Jack bir süre sonra adamın ne dediğini idrak ettiğinde dönüp sol omzunu açıkta bırakan parçalanmış gömleğe baktı.
“Bir şeye çarptım.” dedi.
“Sanırım bir köpekti. Evet evet bir köpek, tüylü ve kabarık bir köpekti.”
<><><><><><>
04 Temmuz 2013, 00:50 Konum: Manhattan, 57. Sokak
Emily 57.sokakta bulunan “One57” binasının 73.katındaki dairesinden içeri girdiğinde saat gece yarısını çoktan geçmişti. Kapıyı kapatıp sırtını çelik yüzeye yasladı. Ne kadar süre Grand Central’da beklediğini hatırlamıyordu bile. Muhtemelen Jack’in gittiğine tamamen emin olduğu sıralar da oturduğu banktan kalmış ve kendini terminalin önünde bekleyen bir taksiye atmıştı. Gözü girişteki konsolun üzerinde duran telefonun telesekreter mesajını gösteren yanıp sönen küçük kırmızı ışığa takılı kaldığında yaslandığı kapıdan ayrılarak hızla telefona doğru yol aldı.
“Ah Jack ne olur sen ol. Ne olur gitmemiş ol!” Düğmeye bastığında heyecanla duymayı beklediği adamın sesi yerine annesinin sesini duymak Emily’e ilk kez acı vermişti.
Sarah Hebert her zamanki cıvıl cıvıl sesiyle konuşmaktaydı. “Merhaba hayatım akşam her zamanki gibi harikaydın. Baban ve ben seninle bir kez daha gurur duyduk tatlım. Fakat şu cep telefonunu yanında taşımayı bir türlü beceremiyorsun Emily.”
Emily küçük bir hıçkırık koyuverirken konsolun yanına çöküverdi.
“Gelinlik giyeceğinden haberimiz yoktu. Ah! Çok tuhaf görünce o kadar duygulandık ki hayatım.” Annesi bir süre konuşmaya ara verip dikkatini başka yöne verdi. “Ah! Bir saniye anne hayır telefonda değil mesaj bırakıyorum.”
Emily “Büyükanne” diye iç geçirdi, arkadan gelen sesin sahibini tanımıştı.
“Büyükannen seni görmek için sabırsızlanıyor. Tatlım bu arada az daha asıl sormam gerekeni unutuyordum.
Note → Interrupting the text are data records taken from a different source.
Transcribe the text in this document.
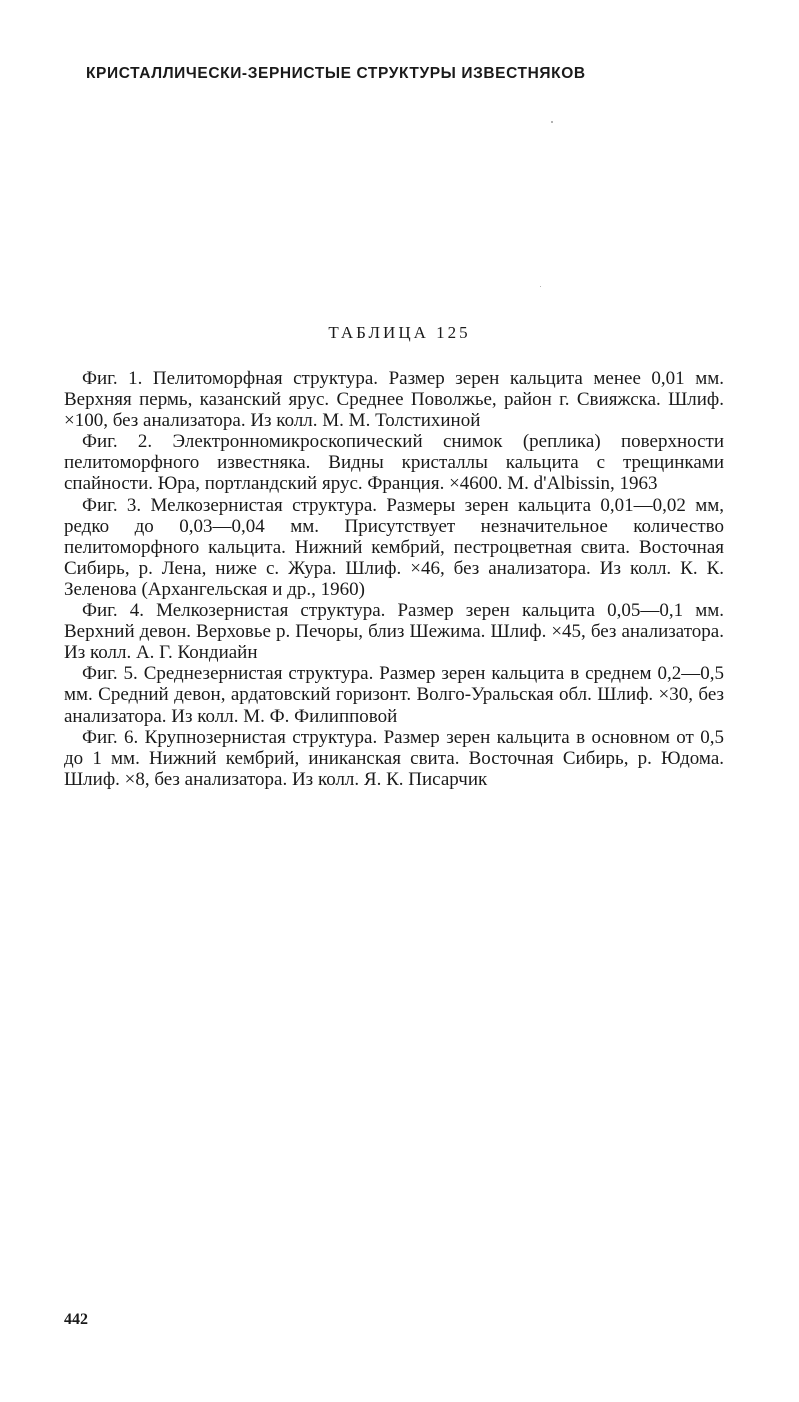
КРИСТАЛЛИЧЕСКИ-ЗЕРНИСТЫЕ СТРУКТУРЫ ИЗВЕСТНЯКОВ
ТАБЛИЦА 125

Фиг. 1. Пелитоморфная структура. Размер зерен кальцита менее 0,01 мм. Верхняя пермь, казанский ярус. Среднее Поволжье, район г. Свияжска. Шлиф. ×100, без анализатора. Из колл. М. М. Толстихиной

Фиг. 2. Электронномикроскопический снимок (реплика) поверхности пелитоморфного известняка. Видны кристаллы кальцита с трещинками спайности. Юра, портландский ярус. Франция. ×4600. M. d'Albissin, 1963

Фиг. 3. Мелкозернистая структура. Размеры зерен кальцита 0,01—0,02 мм, редко до 0,03—0,04 мм. Присутствует незначительное количество пелитоморфного кальцита. Нижний кембрий, пестроцветная свита. Восточная Сибирь, р. Лена, ниже с. Жура. Шлиф. ×46, без анализатора. Из колл. К. К. Зеленова (Архангельская и др., 1960)

Фиг. 4. Мелкозернистая структура. Размер зерен кальцита 0,05—0,1 мм. Верхний девон. Верховье р. Печоры, близ Шежима. Шлиф. ×45, без анализатора. Из колл. А. Г. Кондиайн

Фиг. 5. Среднезернистая структура. Размер зерен кальцита в среднем 0,2—0,5 мм. Средний девон, ардатовский горизонт. Волго-Уральская обл. Шлиф. ×30, без анализатора. Из колл. М. Ф. Филипповой

Фиг. 6. Крупнозернистая структура. Размер зерен кальцита в основном от 0,5 до 1 мм. Нижний кембрий, иниканская свита. Восточная Сибирь, р. Юдома. Шлиф. ×8, без анализатора. Из колл. Я. К. Писарчик

442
Hoş geldiniz yemeği için büyükannen özel pastasından yapacak, şu bol kremalı olanından. Acaba Jack vişneli mi sever yoksa üzümlü mü? Damak tadına uygun bir şeyler yapmayı çok isteriz. Bana haber ver tatlım biliyorsun ki gelmenize üç gün var ve tatlının en az bir gün dolapta kalması konusunda büyükannen oldukça ısrarlı. Seni seviyorum bebeğim. Hoşçakal.”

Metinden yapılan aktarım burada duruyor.